Conclusion on 'black henna' temporary tattoos

There are more things to watch out for, but most of us wouldn't ever remember them, as they're more subtle and secondary to the ones we already talked about.

To be safe, you need to remember PPD or para-Phenylenediamine, never be tattooed for someone claiming to have "black henna" dye, and listen they give you some warnings about allergies, not tattooing children, and other concerning things. If they do that, never allow yourself or anyone with you to be tattooed.

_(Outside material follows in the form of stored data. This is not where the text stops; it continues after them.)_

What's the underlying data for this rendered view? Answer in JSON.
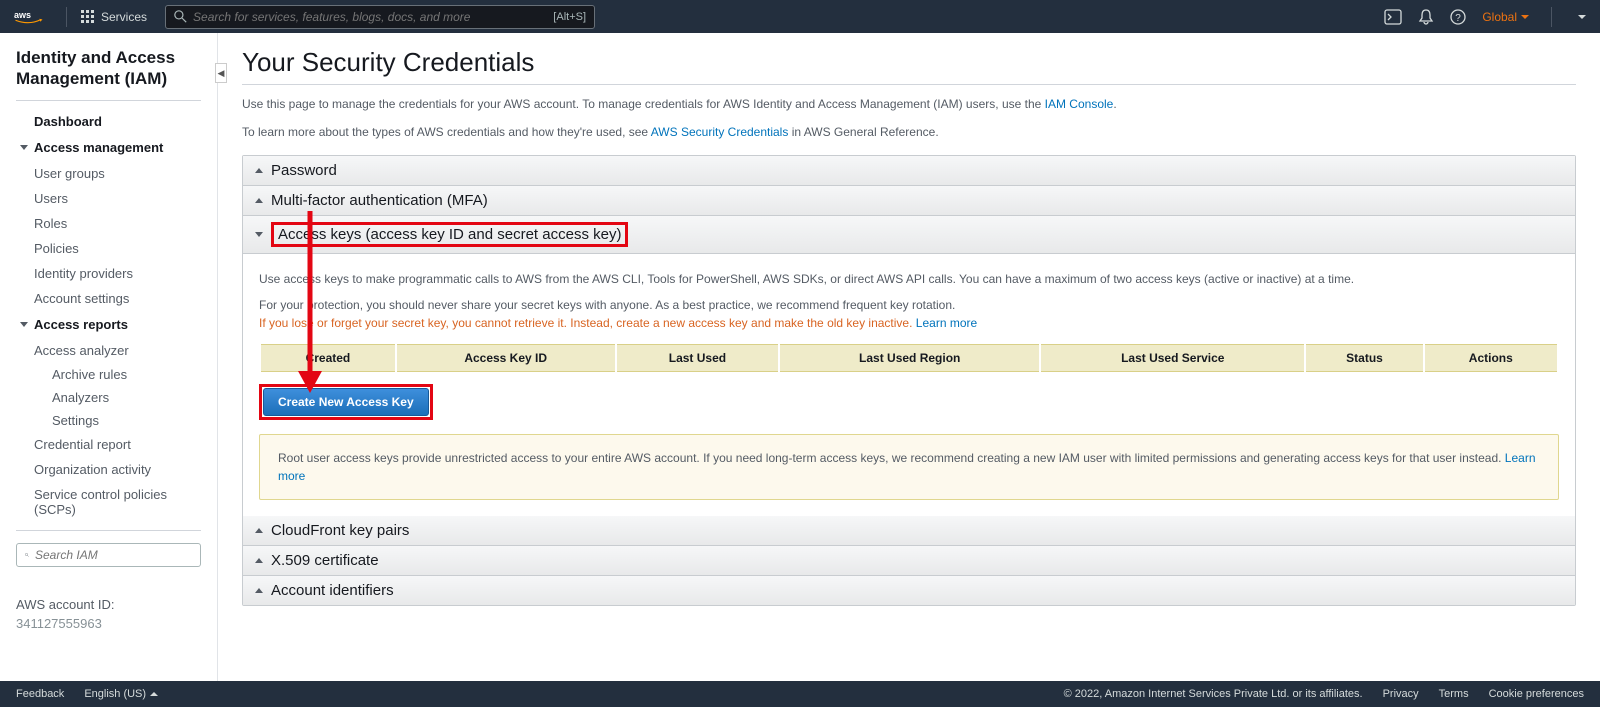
{
  "topnav": {
    "services_label": "Services",
    "search_placeholder": "Search for services, features, blogs, docs, and more",
    "search_shortcut": "[Alt+S]",
    "region": "Global",
    "user": ""
  },
  "sidebar": {
    "title": "Identity and Access Management (IAM)",
    "dashboard": "Dashboard",
    "access_mgmt_label": "Access management",
    "access_mgmt_items": [
      "User groups",
      "Users",
      "Roles",
      "Policies",
      "Identity providers",
      "Account settings"
    ],
    "access_reports_label": "Access reports",
    "access_reports_items": [
      "Access analyzer"
    ],
    "analyzer_sub": [
      "Archive rules",
      "Analyzers",
      "Settings"
    ],
    "report_items": [
      "Credential report",
      "Organization activity",
      "Service control policies (SCPs)"
    ],
    "search_placeholder": "Search IAM",
    "account_label": "AWS account ID:",
    "account_id": "341127555963"
  },
  "content": {
    "page_title": "Your Security Credentials",
    "intro1_pre": "Use this page to manage the credentials for your AWS account. To manage credentials for AWS Identity and Access Management (IAM) users, use the ",
    "intro1_link": "IAM Console",
    "intro1_post": ".",
    "intro2_pre": "To learn more about the types of AWS credentials and how they're used, see ",
    "intro2_link": "AWS Security Credentials",
    "intro2_post": " in AWS General Reference.",
    "sections": {
      "password": "Password",
      "mfa": "Multi-factor authentication (MFA)",
      "access_keys": "Access keys (access key ID and secret access key)",
      "cloudfront": "CloudFront key pairs",
      "x509": "X.509 certificate",
      "account_ids": "Account identifiers"
    },
    "access_keys_body": {
      "p1": "Use access keys to make programmatic calls to AWS from the AWS CLI, Tools for PowerShell, AWS SDKs, or direct AWS API calls. You can have a maximum of two access keys (active or inactive) at a time.",
      "p2": "For your protection, you should never share your secret keys with anyone. As a best practice, we recommend frequent key rotation.",
      "warn": "If you lose or forget your secret key, you cannot retrieve it. Instead, create a new access key and make the old key inactive.",
      "learn_more": "Learn more",
      "table_headers": [
        "Created",
        "Access Key ID",
        "Last Used",
        "Last Used Region",
        "Last Used Service",
        "Status",
        "Actions"
      ],
      "create_btn": "Create New Access Key",
      "info_box_pre": "Root user access keys provide unrestricted access to your entire AWS account. If you need long-term access keys, we recommend creating a new IAM user with limited permissions and generating access keys for that user instead. ",
      "info_box_link": "Learn more"
    }
  },
  "footer": {
    "feedback": "Feedback",
    "language": "English (US)",
    "copyright": "© 2022, Amazon Internet Services Private Ltd. or its affiliates.",
    "links": [
      "Privacy",
      "Terms",
      "Cookie preferences"
    ]
  }
}
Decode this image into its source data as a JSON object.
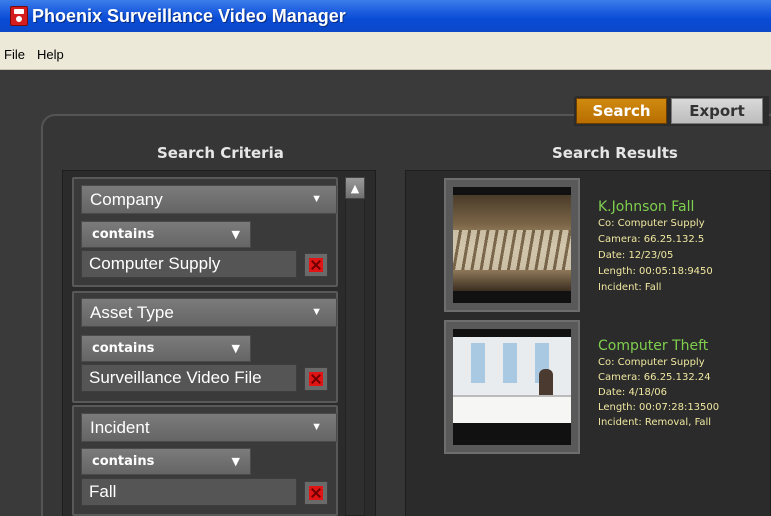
{
  "window": {
    "title": "Phoenix Surveillance Video Manager"
  },
  "menu": {
    "items": [
      "File",
      "Help"
    ]
  },
  "tabs": {
    "search": "Search",
    "export": "Export"
  },
  "headings": {
    "criteria": "Search Criteria",
    "results": "Search Results"
  },
  "criteria": [
    {
      "field": "Company",
      "operator": "contains",
      "value": "Computer Supply"
    },
    {
      "field": "Asset Type",
      "operator": "contains",
      "value": "Surveillance Video File"
    },
    {
      "field": "Incident",
      "operator": "contains",
      "value": "Fall"
    }
  ],
  "results": [
    {
      "title": "K.Johnson Fall",
      "company": "Co: Computer Supply",
      "camera": "Camera: 66.25.132.5",
      "date": "Date: 12/23/05",
      "length": "Length: 00:05:18:9450",
      "incident": "Incident: Fall"
    },
    {
      "title": "Computer Theft",
      "company": "Co: Computer Supply",
      "camera": "Camera: 66.25.132.24",
      "date": "Date: 4/18/06",
      "length": "Length: 00:07:28:13500",
      "incident": "Incident: Removal, Fall"
    }
  ],
  "colors": {
    "active_tab": "#c47c08",
    "result_title": "#7fcf4e",
    "result_detail": "#f0e8a0"
  },
  "icons": {
    "dropdown": "chevron-down-icon",
    "delete": "delete-icon",
    "scroll_up": "scroll-up-arrow-icon"
  }
}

Another reminder: there's no such thing as black henna, only the application of dye containing PPD. 

Are there solutions to temporary black tattoos?

Yes there now are. There are new body paints which include the natural ingredients made up of ethanol, cellulose and cellulose derivatives, isapropanol, castor oil and ultramarien blue and black iron oxide.

These are completely safe, can be put on adults or children, and will give that rich, dark tattoo color permanent inking does. Go here for how it looks when applied, and how to do it.

When you see these tattoos, keep in mind it's the ingredients used when watching actors that have temporary tattoos to enhance the roles of the characters they're playing.

It's hardy enough to stay on if you have to shower, and can last up to several days. If you do want to take it off immediately, all you have to do is take a cotton ball and dip it in isopropyl alcohol and just wipe it off.

Another way to get great temporary dark tattoos

There is a fruit which grows in the Caribbean, southern Mexico and the northern part of South America, called in the region Huito, or also Jagua, the name by which it is more commonly known by in North America.

While the juice of the fruit is actually clear, when it's applied to the skin it turns into a dark bluish color which is very close to the permanent tattoo look. (You can go here to see how it works and looks.)

When you see some of the natives of the southern hemisphere with their body paint, this is the source of the coloring.

The advantages of temporary tattoos

Temporary tattoos are a lot of fun, and because they are very flexible and can be tried in a variety of body places and themes, offer something permanent tattoos can't offer.

For that reason they've become extremely popular, and many bands, entertainers and actors use them for a variety of personal and professionally reasons.

The days when there wasn't much that temporary tattoos could offer adults is long gone. Now you can get some really cool applications that show really nice, or you can just have fun with the many that exist that aren't meant to be works of art, but more of a statement.

Either way, there's a temporary tattoo out there waiting for you.